Hening dan sepi menyapa mereka yang tengah duduk di kursi taman dengan jarak yang saling berjauhan.
"Ikut gue!" ajak Bianca setengah membentak. Lidya menghiraukan ajakan Bianca dan kembali fokus ke novel yang pernah dibelikan oleh Zhiro. Rasa hatinya memerih setiap lembaran novel itu dibukanya.
"Ikut gue!" teriak Bianca sekali lagi dengan nada yang sangat tinggi.

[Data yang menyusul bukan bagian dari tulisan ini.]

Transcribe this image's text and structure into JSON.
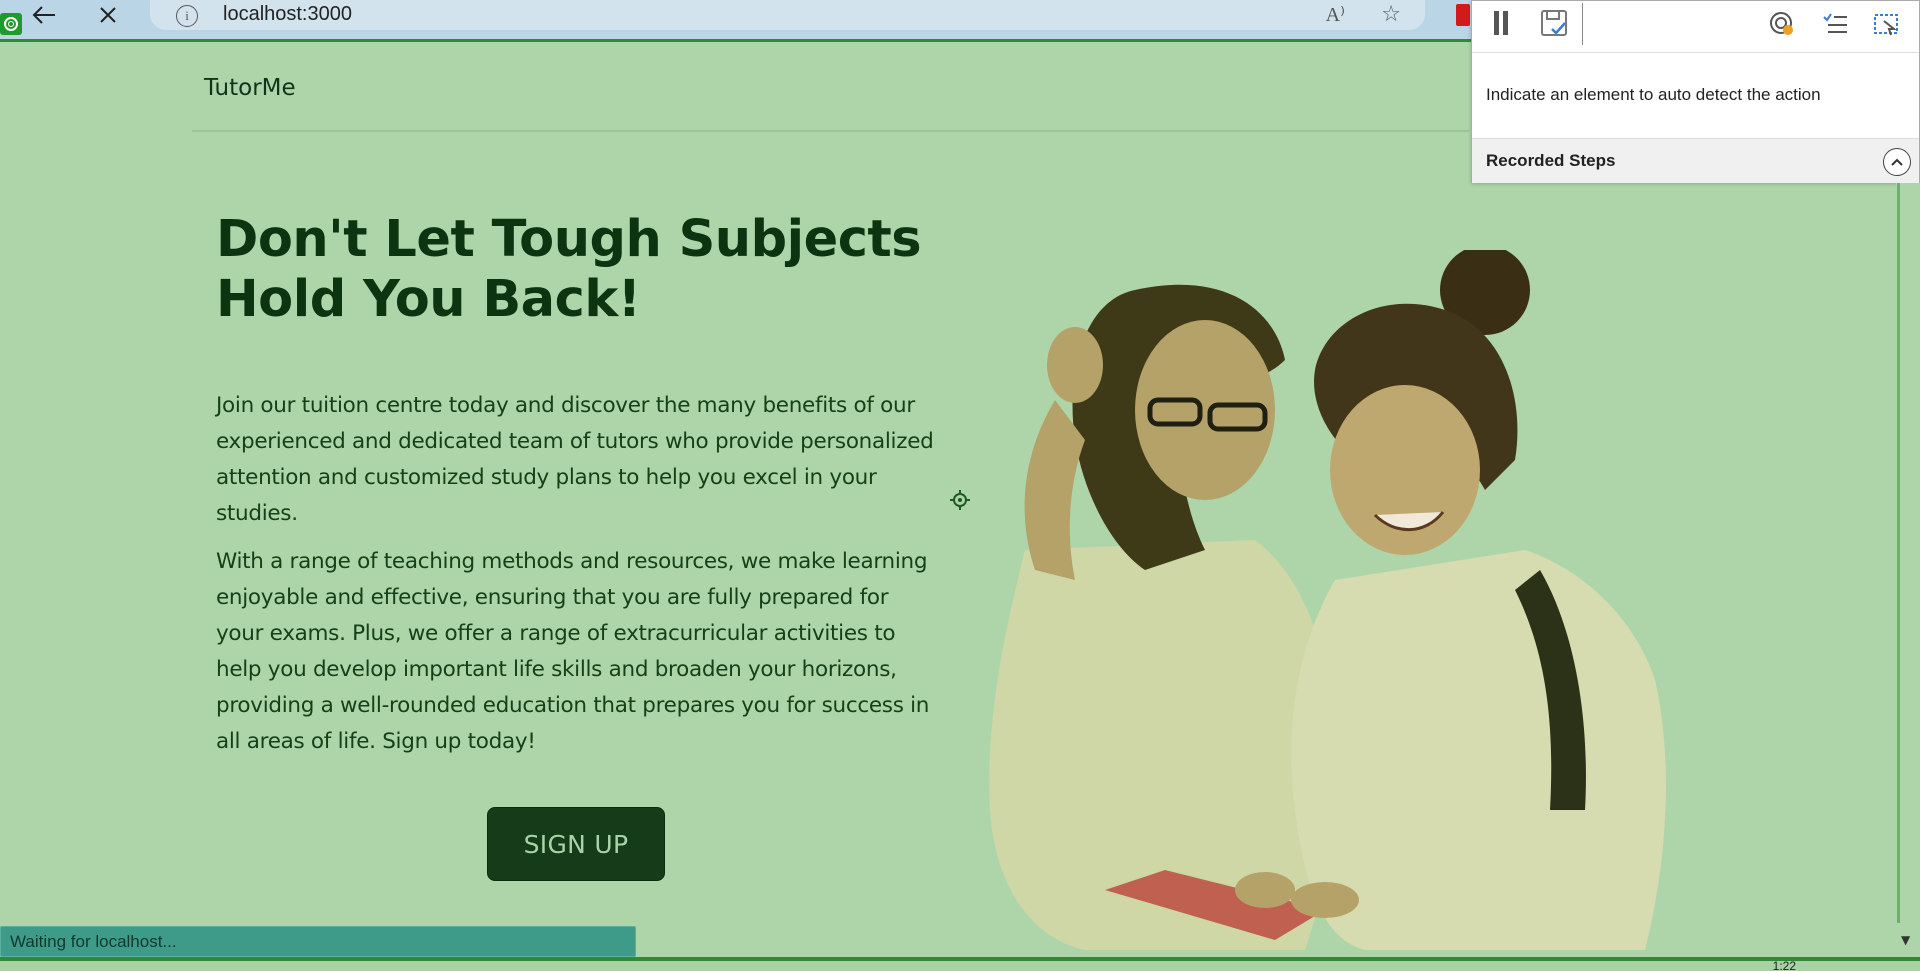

Lidya tetap dalam posisinya, tidak berkutik ataupun melirik sedikit saja.
Bianca geram dengan perlakuan yang ia dapatkan dari wanita yang sebisa mungkin ia musnahkan secepatnya. Ia langsung melemparkan novel tersebut, novel itu Lidya rawat dengan hati-hati. Tetapi hentakan yang begitu keras membuat susunan kertas tersebut menjadi 5 bagian dan 1 bagian sangat berantakan.
Mata Lidya langsung memerah, namun dengan cepat ia kendalikan. Tiba-tiba emosinya telah melunjak dengan kuat, ia berada di atas puncaknya. Seperti hati yang telah Bianca campakkan, membuat darah di sekujur pembuluh darah Lidya seketika mendidih.
Lidya langsung berdiri dan merapikan kembali novel tersebut dengan lekas. Satu bagian mengenai genangan air hingga setengah halaman cetaknya basah.
Lidya menggeram beberapa kali dalam hatinya, ingin rasanya ia menangis jika novel itu teramat berarti untuknya. Novel telah tersusun walaupun dalam susunan acak. Ia langsung memasukkan novel tersebut ke dalam tasnya, dan menutupnya rapat.
"Itu akibatnya karena udah ngehirauin kata-kata gue," tawa Bianca terdengar begitu membangkitkan emosi Lidya lagi. Sudut matanya menajam dengan cepat, senyumnya terangkat.
Lidya melangkah dengan santai di hadapan Bianca, tepat mata mereka bertemu. "Akibat?"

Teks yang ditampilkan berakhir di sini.